Sputnik: How likely is it that the Trump administration, under its current strategy, will achieve its stated objective and get the Taliban to the table for peace talks?
Imtiaz Gul: Under the current strategy, the likelihood for getting the Taliban to the negotiations' table looks very difficult because President Trump has publicly vowed to continue in trying to defeat the Taliban militarily and this is quite a strange position that Trump has taken in view of the defeats that the Afghan army and the foreign forces led by the United Sates have suffered all these years. It's quite strange listening to them that they are basically putting more bets on a military solution rather than a negotiated settlement of the problem.
Sputnik: How much territory does the Taliban now control? Some reports are saying that it has more territory under its sway than any time since the 2001 US-led invasion — is that an accurate assessment do you think?
Imtiaz Gul: Well it's difficult to say as to how much territory they really controlled back in 2001. However the reality today is that, according to the BBC, the Taliban directly or indirectly control about seventy percent of the Afghan territory, whereas the US official estimated reckon that around forty two to forty three percent of the territory is either directly controlled by the Taliban or contested by them, that means it's under their indirect influence.
Sputnik: So what exactly do you think the Trump administration needs to do to defeat them? The US has recently adopted a more regional approach where pressure is put in countries like Pakistan which stands accused of aiding the Taliban — is this the answer to Afghanistan's troubles do you think?

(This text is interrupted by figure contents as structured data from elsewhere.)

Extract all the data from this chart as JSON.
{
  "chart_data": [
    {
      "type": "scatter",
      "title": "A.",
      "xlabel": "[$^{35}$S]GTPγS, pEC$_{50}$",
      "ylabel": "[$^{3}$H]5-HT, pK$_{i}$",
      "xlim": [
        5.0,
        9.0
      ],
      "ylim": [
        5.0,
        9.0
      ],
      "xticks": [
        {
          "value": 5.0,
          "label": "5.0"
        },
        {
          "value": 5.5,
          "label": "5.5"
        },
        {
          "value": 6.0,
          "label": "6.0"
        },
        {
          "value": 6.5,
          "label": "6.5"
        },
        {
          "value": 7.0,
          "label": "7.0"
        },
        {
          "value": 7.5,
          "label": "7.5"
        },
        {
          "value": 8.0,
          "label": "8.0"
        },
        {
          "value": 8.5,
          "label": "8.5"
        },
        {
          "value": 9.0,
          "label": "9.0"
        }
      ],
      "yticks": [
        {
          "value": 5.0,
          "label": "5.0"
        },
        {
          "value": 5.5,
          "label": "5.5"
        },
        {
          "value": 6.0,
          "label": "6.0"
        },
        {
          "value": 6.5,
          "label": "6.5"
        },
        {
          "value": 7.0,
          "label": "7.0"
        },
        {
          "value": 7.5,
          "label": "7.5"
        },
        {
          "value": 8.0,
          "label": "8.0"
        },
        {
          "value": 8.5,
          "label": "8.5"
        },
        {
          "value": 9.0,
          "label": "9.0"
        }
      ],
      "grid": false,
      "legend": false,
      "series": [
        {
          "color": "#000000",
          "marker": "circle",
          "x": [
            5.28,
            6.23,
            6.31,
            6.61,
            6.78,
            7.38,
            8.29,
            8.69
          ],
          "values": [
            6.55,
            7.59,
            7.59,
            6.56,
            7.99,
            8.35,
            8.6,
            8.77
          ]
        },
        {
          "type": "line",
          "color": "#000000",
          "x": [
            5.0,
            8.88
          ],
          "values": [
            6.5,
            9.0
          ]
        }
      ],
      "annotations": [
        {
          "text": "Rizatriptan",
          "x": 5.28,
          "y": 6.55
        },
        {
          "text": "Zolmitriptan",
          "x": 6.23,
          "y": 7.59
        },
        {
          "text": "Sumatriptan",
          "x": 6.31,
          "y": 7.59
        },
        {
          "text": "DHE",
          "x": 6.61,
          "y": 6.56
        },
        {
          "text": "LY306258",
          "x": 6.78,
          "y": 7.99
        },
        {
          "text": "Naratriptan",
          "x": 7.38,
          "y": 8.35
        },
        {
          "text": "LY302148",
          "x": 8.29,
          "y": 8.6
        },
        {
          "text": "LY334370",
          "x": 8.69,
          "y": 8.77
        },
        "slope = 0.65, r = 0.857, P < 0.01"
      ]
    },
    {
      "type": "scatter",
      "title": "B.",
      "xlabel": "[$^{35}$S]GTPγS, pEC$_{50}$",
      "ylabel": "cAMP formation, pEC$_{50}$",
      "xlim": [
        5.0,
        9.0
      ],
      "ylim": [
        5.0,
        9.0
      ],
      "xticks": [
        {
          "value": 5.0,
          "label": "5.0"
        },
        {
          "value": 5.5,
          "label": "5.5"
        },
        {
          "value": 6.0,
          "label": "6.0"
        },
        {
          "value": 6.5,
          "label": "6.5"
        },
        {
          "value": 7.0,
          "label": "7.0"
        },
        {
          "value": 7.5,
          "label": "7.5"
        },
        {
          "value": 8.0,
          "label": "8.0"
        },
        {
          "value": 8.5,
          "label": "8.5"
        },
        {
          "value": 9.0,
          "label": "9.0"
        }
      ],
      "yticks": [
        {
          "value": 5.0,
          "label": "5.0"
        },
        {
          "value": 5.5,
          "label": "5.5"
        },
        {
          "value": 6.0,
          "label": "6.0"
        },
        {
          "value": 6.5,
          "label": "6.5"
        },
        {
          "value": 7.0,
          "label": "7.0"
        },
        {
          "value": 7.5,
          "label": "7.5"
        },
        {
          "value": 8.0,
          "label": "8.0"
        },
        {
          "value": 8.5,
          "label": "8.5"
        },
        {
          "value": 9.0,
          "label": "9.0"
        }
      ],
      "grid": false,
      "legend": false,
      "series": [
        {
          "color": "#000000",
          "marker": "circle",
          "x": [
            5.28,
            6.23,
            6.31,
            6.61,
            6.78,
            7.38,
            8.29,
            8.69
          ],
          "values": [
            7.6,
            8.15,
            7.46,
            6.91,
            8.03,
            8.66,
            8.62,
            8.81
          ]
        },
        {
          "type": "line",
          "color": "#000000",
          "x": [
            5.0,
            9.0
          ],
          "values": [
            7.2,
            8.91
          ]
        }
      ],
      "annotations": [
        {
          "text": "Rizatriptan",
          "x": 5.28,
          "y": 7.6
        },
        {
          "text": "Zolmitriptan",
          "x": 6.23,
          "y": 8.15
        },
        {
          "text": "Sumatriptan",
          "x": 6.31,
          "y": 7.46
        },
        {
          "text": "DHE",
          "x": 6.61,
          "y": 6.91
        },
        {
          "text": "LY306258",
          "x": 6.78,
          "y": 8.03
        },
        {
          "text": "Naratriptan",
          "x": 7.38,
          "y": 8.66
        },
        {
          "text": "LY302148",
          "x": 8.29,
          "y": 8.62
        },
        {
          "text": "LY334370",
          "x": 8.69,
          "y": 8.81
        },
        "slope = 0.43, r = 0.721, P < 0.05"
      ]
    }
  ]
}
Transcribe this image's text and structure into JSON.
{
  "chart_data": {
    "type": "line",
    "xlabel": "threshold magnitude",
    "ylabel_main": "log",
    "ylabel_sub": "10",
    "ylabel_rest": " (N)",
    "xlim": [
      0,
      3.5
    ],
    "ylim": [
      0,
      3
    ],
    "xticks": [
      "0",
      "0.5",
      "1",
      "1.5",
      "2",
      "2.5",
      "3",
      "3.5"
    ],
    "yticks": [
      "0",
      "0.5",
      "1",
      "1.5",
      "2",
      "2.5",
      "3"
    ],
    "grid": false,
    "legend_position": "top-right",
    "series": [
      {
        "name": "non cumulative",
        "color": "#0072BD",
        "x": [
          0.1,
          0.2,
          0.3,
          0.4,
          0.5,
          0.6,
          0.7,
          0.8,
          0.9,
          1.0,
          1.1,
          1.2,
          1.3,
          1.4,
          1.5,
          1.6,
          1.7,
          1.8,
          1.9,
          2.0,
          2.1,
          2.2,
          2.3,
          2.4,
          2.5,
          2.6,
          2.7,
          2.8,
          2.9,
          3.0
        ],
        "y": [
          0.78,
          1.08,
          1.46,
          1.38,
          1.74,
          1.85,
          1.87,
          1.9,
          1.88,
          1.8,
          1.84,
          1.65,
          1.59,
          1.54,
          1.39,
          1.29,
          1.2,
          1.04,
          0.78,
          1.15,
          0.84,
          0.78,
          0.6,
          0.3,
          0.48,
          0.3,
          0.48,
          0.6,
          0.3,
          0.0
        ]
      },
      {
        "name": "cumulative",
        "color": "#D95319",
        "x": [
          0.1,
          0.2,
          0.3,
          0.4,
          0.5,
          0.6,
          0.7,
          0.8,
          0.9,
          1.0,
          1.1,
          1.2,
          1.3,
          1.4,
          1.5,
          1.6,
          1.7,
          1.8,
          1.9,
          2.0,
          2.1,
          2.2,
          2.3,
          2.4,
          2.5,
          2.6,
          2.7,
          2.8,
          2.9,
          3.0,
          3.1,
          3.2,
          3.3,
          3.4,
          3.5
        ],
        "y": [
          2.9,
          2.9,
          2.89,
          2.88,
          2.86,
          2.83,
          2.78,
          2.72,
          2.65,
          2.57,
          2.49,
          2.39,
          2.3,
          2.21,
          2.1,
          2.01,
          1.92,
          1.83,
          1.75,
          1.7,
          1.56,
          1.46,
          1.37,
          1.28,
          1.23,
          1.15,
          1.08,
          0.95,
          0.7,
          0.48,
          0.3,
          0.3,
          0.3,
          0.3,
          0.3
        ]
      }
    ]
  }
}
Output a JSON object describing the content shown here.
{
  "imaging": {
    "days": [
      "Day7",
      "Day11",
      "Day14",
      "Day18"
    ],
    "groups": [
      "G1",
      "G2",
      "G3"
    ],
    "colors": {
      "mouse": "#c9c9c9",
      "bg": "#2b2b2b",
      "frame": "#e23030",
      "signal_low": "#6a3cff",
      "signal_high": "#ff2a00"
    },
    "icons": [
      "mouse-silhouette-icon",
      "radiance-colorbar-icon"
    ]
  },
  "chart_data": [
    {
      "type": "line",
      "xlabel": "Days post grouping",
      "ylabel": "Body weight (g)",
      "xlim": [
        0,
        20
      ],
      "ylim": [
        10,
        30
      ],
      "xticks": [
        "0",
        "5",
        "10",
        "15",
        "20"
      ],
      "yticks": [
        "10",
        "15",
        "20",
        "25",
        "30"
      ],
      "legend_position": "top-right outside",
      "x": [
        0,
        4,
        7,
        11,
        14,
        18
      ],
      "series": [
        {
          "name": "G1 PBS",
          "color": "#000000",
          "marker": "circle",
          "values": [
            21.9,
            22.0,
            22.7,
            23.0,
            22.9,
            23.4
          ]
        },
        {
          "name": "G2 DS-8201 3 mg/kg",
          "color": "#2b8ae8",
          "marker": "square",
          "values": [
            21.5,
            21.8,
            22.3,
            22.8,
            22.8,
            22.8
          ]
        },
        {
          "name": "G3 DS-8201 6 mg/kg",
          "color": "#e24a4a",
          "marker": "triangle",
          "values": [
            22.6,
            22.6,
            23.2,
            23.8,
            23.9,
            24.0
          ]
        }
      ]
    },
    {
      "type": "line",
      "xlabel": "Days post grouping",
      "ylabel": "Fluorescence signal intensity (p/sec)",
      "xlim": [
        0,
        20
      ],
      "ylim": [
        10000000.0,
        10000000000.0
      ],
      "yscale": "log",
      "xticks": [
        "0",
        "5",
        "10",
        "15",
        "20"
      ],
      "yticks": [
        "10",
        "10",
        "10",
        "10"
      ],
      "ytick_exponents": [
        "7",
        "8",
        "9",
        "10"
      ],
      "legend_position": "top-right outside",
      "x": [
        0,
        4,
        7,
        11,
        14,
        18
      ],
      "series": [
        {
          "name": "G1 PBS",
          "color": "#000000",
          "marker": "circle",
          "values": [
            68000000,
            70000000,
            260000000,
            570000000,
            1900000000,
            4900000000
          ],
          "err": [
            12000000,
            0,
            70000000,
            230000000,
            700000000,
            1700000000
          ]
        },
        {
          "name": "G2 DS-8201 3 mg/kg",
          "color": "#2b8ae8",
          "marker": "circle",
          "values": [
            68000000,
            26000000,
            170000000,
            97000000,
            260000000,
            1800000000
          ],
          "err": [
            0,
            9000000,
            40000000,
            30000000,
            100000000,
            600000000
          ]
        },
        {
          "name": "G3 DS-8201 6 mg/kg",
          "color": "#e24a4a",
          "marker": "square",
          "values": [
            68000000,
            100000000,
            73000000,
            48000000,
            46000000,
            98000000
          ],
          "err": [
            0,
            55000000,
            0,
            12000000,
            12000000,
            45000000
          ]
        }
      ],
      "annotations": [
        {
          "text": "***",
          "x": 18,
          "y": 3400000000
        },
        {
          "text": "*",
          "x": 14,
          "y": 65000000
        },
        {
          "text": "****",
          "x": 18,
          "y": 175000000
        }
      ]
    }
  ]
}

Imtiaz Gul: I think this is a very erroneous single focus on Pakistan. The other strategic neighbour of Afghanistan is Iran, and the United States is at cross purposes with Iran, as well as Russia and it also doesn't want China to be around. So, it's not just about Pakistan but about the regional countries joining hands to persuade the Taliban into negotiations with the Kabul administration.
I think there needs to be a step back from the military option and to try pressuring negotiations through a regionally coordinated approach because it's not just about one country anymore. There are too many fingers in the pie, including those of India and Iran. Every country is trying to secure its flanks. There's the threat of religious radicalism, particularly Daesh, which everyone agrees represents a much bigger threat than the Taliban or a-Qaeda. So it needs to be a regionally coordinated approach rather than something being imposed from outside as the American president would want.
The views and opinions expressed by Imtiaz Gul are those of the speaker and do not necessarily reflect those of Sputnik.
The views and opinions expressed in the article do not necessarily reflect those of Sputnik.